A partir de demain – 15 avril 2016 – et jusqu’au mardi 26 avril, les Toulousains auront la chance de voir (et surtout d’entendre) Les Noces de Figaro de Mozart au Théâtre du Capitole ! J’ai eu le bonheur d’assister à la répétition générale du spectacle hier : ce fut un succès !
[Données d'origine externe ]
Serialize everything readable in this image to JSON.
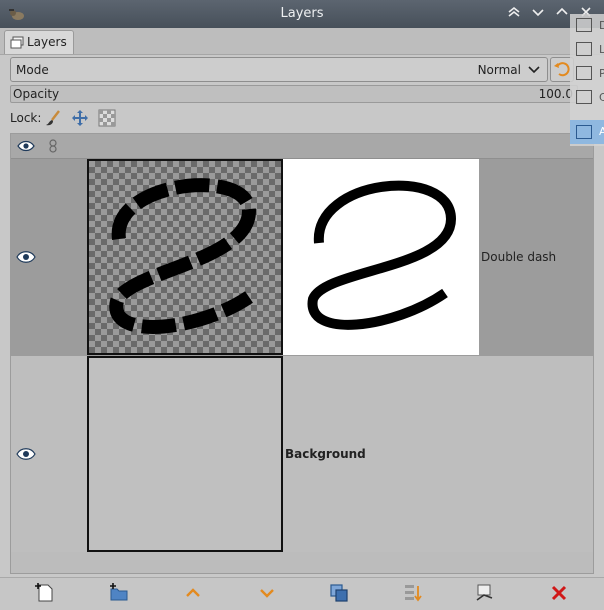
{
  "window": {
    "title": "Layers"
  },
  "tabs": [
    {
      "label": "Layers"
    }
  ],
  "mode": {
    "label": "Mode",
    "value": "Normal"
  },
  "opacity": {
    "label": "Opacity",
    "value": "100.0"
  },
  "lock": {
    "label": "Lock:"
  },
  "layers": [
    {
      "name": "Double dash",
      "visible": true,
      "bold": false
    },
    {
      "name": "Background",
      "visible": true,
      "bold": true
    }
  ],
  "side_panel": {
    "labels": [
      "D",
      "L",
      "P",
      "C",
      "A"
    ]
  },
  "icons": {
    "titlebar": [
      "app-icon",
      "shade-icon",
      "chevron-down-icon",
      "chevron-up-icon",
      "close-icon"
    ],
    "lock": [
      "brush-lock-icon",
      "move-lock-icon",
      "alpha-lock-icon"
    ],
    "bottom": [
      "new-layer-icon",
      "new-group-icon",
      "raise-layer-icon",
      "lower-layer-icon",
      "duplicate-layer-icon",
      "merge-layer-icon",
      "anchor-layer-icon",
      "delete-layer-icon"
    ]
  },
  "colors": {
    "accent_orange": "#e38a1f",
    "delete_red": "#d01818",
    "selection_blue": "#8fb8e0"
  }
}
Avant même le début du spectacle, les spectateurs peuvent voir sur la scène l’immense reproduction d’une fresque de Francisco Bayeu, La Chute des Géants, devant laquelle se trouve un lit au sommier démonté. La première note n’a pas encore retenti que tout est dit dans cette scénographie : un vent révolutionnaire va renverser la société d’Ancien Régime sur fond d’imbroglios sentimentaux et adultères ! Car bien qu’il soit moins virulent que la pièce de Beaumarchais dont il est l’adaptation, l’opéra fut néanmoins créé pour la première fois en 1787, soit deux ans avant la Révolution Française… La Chute des Géants, donc !
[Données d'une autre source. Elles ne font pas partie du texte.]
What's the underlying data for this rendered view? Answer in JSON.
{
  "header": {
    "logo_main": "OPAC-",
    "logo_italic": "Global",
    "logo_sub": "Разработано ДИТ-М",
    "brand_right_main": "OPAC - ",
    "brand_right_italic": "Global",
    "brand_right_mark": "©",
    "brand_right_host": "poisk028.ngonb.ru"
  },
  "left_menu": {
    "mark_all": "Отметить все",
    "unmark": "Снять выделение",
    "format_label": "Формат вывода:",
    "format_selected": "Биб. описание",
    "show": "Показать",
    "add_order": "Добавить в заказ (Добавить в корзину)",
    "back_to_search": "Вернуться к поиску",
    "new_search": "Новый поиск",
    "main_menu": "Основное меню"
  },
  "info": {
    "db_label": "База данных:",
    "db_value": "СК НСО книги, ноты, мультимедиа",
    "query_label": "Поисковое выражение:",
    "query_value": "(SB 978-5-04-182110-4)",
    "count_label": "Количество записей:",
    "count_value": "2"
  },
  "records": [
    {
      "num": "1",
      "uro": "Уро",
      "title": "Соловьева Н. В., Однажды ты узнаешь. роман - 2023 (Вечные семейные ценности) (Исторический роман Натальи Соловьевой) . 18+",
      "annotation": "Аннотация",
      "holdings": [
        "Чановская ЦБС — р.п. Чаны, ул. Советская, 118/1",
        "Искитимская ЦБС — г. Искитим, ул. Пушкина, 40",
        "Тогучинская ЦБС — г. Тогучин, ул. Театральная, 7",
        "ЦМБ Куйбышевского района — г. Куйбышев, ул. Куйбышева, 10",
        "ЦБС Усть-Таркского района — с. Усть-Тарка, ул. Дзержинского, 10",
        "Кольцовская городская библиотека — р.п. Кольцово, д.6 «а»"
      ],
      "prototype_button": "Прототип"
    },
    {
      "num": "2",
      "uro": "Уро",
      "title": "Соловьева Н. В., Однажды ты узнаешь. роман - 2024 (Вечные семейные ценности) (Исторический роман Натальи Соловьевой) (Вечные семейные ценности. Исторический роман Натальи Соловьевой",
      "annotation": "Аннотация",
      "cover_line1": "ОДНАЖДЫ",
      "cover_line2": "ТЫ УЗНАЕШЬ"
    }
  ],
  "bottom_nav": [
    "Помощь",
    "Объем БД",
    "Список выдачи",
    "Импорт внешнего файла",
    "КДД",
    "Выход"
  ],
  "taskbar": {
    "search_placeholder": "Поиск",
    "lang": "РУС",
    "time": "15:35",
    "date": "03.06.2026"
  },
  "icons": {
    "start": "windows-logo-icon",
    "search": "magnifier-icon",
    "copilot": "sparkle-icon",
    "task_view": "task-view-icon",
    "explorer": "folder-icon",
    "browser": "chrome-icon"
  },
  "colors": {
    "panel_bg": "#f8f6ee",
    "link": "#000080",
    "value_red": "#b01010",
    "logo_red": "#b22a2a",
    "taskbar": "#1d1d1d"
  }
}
Quant à l’intrigue sentimentale, elle tient en quelques mots : le jour du mariage de Figaro (valet du comte) et de sa belle Suzanne (camériste de la comtesse), une foule d’obstacles va se dresser pour empêcher les tourtereaux de convoler. Tout d’abord, le comte Almaviva qui a des vues sur Suzanne va tenter de restaurer son droit de cuissage, tandis que la vieille Marceline (douairière du château) va pour sa part intenter un procès à Figaro pour le forcer à la prendre pour épouse au lieu de la jeune camériste… Ajoutez à cela les bleus à l’âme de la comtesse éconduite, les charmes d’un jeune page volage, l’ingénuité d’une servante maladroite, la jalousie revancharde d’un vieux barbon… mélangez le tout pendant quatre actes et voilà votre opera buffa à point ! Régalez-vous !
Ce qui est appréciable dans la mise en scène de Marco Arturo Marelli, c’est qu’il n’a pas cherché à transposer la pièce ni à bousculer les conventions. Son dispositif scénique et ses costumes sont définitivement ancrés dans le dix-huitième siècle. La modernité tient plutôt à la manière de structurer l’espace au moyen des panneaux modulables qui permettent de transformer les lieux en un clin d’œil et de donner à voir aux spectateurs successivement la chambre de Figaro, celle de la comtesse, un tribunal, une salle de noces et un grand jardin. A l’image de son héros, cette mise en scène est dans un mouvement perpétuel qui sied parfaitement à ses rebondissements et ses nombreux retournements de situation !
La seule chose que je puisse regretter (mais qui est malheureusement systématique dans les salles à l’italienne comme le Théâtre du Capitole), c’est qu’en étant placé sur le côté de la salle, j’ai été privé de la vision d’une partie de la scène (en l’occurrence, le côté cour) où malheureusement se déroulait essentiellement le jeu pendant le premier acte… Heureusement, la mise en scène était plus centrale pendant les actes suivants.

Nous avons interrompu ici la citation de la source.